Eğitim seviyelerindeki farklılıkların ürün ve hizmet çeşitlerini de etkilediği bir gerçektir. Tıpkı yaş gibi eğitim seviyesindeki ilerleme de ihtiyaçları farklılaştırmakta ve çeşitlendirmektedir.

1.4.2.4. Coğrafik Yerleşim

Kongar’a göre (Kongar, 1999:549), Türkiye’deki kentleşme olgusu, ülkenin toplumsal ve ekonomik yapısını biçimlendiren temel öğelerden biridir. Yalnız, tarımdaki değişmelerin ve sanayileşmenin bir sonucu değil, toplumsal bir değişme sürecinin de bir göstergesidir. Ayrıca, siyasal, toplumsal ve ekonomik yapı üzerinde kendisine özgü etkileri vardır.

(24)

14

Coğrafik yerleşim şartları gereği tüketim alışkanlıkları ve tercihleri üzerinde etkili olmaktadır. Coğrafi kesimler arasındaki nüfus göçleri ve dağılımları da yine tüketici davranışları açısından izlenmesi ve üzerinde çalışılması gereken bir konu olarak karşımızda durmaktadır.

1.4.2.5. Gelir

Gelir seviyesi, tüketicilerin en önemli davranış belirleyicisi olarak karşımızda durmaktadır. Satın alma düşüncesi hangi faktörden etkilenirse etkilensin gelir seviyesi belirleyici faktör olarak etkisini hissettirmektedir.

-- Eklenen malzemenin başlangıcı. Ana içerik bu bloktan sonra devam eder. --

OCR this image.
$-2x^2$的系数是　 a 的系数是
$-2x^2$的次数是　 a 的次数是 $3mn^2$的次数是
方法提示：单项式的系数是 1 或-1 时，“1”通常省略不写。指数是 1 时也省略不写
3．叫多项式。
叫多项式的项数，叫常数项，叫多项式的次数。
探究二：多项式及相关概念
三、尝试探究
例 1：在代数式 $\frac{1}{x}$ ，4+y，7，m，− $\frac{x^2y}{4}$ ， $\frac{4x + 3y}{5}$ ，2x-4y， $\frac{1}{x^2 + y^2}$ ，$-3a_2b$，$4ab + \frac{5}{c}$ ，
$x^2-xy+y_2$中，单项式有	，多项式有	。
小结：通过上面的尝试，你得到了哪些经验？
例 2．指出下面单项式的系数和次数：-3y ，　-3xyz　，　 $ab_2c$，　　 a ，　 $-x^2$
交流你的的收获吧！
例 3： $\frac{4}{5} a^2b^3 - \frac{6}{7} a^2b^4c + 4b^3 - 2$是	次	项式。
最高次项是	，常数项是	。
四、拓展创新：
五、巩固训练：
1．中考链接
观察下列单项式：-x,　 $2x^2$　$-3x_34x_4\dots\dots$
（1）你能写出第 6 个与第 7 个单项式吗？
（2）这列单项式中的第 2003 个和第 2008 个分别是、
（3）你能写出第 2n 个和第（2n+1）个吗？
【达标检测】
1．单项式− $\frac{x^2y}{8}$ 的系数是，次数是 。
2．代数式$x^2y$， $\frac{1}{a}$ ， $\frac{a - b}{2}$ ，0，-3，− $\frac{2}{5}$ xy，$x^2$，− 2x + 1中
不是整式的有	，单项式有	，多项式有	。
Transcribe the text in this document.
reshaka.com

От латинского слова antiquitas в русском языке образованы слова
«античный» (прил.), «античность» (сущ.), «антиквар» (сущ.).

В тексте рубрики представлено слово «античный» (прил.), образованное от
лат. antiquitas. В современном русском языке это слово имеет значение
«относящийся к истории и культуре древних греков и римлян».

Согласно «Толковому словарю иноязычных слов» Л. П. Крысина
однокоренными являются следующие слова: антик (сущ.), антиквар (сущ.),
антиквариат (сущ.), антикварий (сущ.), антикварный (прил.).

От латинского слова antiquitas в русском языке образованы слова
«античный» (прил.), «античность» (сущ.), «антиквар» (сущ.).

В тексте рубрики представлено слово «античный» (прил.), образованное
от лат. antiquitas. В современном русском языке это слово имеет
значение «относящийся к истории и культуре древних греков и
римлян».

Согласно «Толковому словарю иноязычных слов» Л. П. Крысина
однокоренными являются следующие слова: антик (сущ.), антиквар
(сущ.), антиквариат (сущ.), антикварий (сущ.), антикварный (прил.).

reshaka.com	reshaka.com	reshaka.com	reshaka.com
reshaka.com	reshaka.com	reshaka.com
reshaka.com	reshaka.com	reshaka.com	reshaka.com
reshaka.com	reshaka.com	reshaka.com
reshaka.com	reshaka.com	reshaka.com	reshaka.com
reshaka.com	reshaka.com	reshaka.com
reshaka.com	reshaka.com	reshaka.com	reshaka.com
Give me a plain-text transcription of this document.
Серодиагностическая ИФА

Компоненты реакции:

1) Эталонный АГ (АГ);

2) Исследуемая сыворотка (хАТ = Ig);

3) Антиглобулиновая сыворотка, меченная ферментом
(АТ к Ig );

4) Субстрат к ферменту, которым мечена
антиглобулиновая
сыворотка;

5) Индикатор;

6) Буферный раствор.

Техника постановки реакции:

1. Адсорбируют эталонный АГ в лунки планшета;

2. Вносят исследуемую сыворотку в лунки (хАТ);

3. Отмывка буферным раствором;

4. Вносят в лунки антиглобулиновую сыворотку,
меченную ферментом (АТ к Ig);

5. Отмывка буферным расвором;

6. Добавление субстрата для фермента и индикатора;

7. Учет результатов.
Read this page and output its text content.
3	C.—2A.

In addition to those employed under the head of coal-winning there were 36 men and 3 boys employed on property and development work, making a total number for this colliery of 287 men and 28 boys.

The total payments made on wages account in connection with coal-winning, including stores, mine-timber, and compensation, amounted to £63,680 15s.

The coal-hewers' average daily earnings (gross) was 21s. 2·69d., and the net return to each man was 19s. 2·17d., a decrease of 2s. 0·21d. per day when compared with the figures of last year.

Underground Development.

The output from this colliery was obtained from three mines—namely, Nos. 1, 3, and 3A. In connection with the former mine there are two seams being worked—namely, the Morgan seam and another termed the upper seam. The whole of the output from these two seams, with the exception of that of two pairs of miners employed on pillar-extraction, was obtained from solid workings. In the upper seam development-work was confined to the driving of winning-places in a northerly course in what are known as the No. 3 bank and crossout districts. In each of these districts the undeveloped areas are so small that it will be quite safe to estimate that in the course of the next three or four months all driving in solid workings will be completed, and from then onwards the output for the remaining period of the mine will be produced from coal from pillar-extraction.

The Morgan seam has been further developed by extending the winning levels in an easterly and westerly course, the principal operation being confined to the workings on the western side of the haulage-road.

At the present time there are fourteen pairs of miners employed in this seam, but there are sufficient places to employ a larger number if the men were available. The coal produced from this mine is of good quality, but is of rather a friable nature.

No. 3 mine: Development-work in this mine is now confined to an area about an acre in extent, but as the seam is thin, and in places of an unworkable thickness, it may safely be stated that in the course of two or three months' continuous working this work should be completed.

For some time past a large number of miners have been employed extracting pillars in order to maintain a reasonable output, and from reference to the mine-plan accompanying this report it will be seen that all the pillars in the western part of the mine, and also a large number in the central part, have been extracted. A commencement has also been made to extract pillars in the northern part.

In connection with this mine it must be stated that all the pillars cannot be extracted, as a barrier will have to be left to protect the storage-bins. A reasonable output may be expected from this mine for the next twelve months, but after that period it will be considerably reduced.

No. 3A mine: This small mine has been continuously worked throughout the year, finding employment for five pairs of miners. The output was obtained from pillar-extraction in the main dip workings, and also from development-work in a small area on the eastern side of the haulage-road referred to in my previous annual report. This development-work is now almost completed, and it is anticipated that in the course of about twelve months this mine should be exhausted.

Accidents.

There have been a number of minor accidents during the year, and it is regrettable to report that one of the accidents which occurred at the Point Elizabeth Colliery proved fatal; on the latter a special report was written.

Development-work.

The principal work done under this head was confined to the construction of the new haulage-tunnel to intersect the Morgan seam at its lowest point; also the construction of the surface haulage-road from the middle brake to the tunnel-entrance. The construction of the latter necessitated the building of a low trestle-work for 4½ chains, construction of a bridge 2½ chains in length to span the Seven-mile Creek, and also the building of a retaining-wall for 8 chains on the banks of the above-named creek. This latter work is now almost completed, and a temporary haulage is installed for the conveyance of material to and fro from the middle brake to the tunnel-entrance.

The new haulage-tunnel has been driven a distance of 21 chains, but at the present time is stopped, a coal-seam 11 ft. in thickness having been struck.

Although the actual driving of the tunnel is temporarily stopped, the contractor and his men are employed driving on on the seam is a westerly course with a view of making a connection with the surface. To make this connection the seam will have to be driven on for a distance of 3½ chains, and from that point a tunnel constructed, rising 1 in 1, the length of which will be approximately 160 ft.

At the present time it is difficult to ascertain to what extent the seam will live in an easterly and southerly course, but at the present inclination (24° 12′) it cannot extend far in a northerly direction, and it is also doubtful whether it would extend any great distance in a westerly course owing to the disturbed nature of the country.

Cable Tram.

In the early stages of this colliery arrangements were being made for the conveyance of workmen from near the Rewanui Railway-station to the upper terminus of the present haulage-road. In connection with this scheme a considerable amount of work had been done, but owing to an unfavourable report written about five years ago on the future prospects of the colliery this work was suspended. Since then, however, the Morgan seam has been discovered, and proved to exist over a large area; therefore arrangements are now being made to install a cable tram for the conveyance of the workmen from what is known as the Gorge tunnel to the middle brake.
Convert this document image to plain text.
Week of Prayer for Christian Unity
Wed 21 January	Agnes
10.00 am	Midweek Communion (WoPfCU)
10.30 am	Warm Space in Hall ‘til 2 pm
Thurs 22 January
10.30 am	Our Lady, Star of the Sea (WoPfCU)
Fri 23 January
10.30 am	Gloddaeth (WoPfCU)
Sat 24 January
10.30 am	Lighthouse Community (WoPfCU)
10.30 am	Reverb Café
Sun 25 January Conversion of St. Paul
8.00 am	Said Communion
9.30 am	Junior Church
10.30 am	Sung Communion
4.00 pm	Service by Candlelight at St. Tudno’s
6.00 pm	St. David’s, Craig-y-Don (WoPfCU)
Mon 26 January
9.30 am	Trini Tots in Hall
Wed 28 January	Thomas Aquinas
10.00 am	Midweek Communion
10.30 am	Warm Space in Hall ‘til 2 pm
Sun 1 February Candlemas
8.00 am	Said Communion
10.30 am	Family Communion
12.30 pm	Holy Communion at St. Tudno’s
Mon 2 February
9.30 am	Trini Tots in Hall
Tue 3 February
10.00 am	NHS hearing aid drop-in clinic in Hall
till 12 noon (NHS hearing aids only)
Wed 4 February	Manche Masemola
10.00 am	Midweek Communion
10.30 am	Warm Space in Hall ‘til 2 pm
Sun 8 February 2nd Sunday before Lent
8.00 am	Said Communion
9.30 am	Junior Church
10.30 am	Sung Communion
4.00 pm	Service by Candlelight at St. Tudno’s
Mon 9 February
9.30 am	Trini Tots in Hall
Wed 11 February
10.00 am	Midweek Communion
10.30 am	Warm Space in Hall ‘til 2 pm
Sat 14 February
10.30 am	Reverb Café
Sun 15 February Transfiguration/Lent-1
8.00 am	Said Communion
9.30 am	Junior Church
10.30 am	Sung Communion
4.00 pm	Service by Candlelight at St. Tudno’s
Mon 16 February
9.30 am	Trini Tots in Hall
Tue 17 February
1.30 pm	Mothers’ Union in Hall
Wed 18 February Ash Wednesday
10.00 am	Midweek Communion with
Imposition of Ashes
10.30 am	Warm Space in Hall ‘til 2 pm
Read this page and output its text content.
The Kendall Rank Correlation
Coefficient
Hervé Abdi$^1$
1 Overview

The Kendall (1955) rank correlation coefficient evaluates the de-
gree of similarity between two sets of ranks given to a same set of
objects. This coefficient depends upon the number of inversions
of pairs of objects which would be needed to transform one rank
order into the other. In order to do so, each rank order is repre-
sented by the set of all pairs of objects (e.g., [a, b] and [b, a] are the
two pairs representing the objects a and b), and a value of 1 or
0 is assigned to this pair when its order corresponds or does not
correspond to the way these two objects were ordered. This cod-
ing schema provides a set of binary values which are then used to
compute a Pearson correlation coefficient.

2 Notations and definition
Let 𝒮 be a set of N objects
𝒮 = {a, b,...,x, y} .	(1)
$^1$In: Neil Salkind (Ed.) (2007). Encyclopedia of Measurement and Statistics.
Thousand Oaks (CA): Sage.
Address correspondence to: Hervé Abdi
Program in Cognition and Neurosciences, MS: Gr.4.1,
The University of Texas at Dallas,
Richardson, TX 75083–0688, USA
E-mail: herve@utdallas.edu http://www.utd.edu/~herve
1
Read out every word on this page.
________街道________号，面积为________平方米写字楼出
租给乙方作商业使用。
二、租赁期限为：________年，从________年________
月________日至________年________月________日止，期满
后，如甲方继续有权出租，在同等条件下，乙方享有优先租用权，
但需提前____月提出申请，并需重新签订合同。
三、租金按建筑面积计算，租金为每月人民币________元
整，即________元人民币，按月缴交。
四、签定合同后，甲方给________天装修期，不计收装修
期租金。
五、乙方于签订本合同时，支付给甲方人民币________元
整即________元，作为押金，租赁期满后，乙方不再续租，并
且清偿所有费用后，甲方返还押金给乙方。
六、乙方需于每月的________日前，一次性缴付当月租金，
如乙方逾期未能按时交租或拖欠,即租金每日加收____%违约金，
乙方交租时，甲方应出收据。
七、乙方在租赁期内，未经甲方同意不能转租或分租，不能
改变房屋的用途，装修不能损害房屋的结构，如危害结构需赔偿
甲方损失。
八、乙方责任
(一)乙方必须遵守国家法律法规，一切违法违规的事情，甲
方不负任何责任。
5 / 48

"Ekonomik durum, harcanabilir gelir düzeyine, istikrarlılığına, ele geçiş zamanına, tasarruflarına ve likit olan ve olmayan aktif değerler kredisine ve harcama ile tasarruf arasındaki tercihlerine bağlıdır" (Lebe, 2006:27). Bu durumda üreticilerin tüketicilere sundukları gelire karşı duyarlı ürünleri pazarlama planlarında bu göstergeleri yakından takip etmeleri gereklidir.

1.4.3. Durumsal Etkiler

Tüketici davranışları psikolojik ve demografik etkilere maruz kaldığı gibi durumsal etkilere de maruz kalmaktadırlar. Bu durumsal etkiler, fiziksel ortam, sosyal ortam, zaman boyutu, amaç boyutu, duygusal ve finansal durum başlıkları altında incelenebilir.

1.4.3.1. Fiziksel Çevre

Tüketici ile üreticilerin buluştuğu daha doğrusu üreticilerin tüketicileri kabul ettikleri mekânlar, iş yerleri fiziksel çevre kavramına girmektedir. Tüketicinin duyularını etkileyen tüm olumlu faktörler satın alma davranışına da olumlu etkiler. Ürün ile mekanın uyumunun nasıl bir konsept yani nasıl bir anlayış, bir düşünce yansıttığı çok önemlidir. Ortamdaki müzik, istenmeyen ya da dış ses olarak ifade edilen gürültünün emilim başarısı, koku vb tüm faktörler satın alma davranışı üzerinde önemli bir etkiye sahiptir.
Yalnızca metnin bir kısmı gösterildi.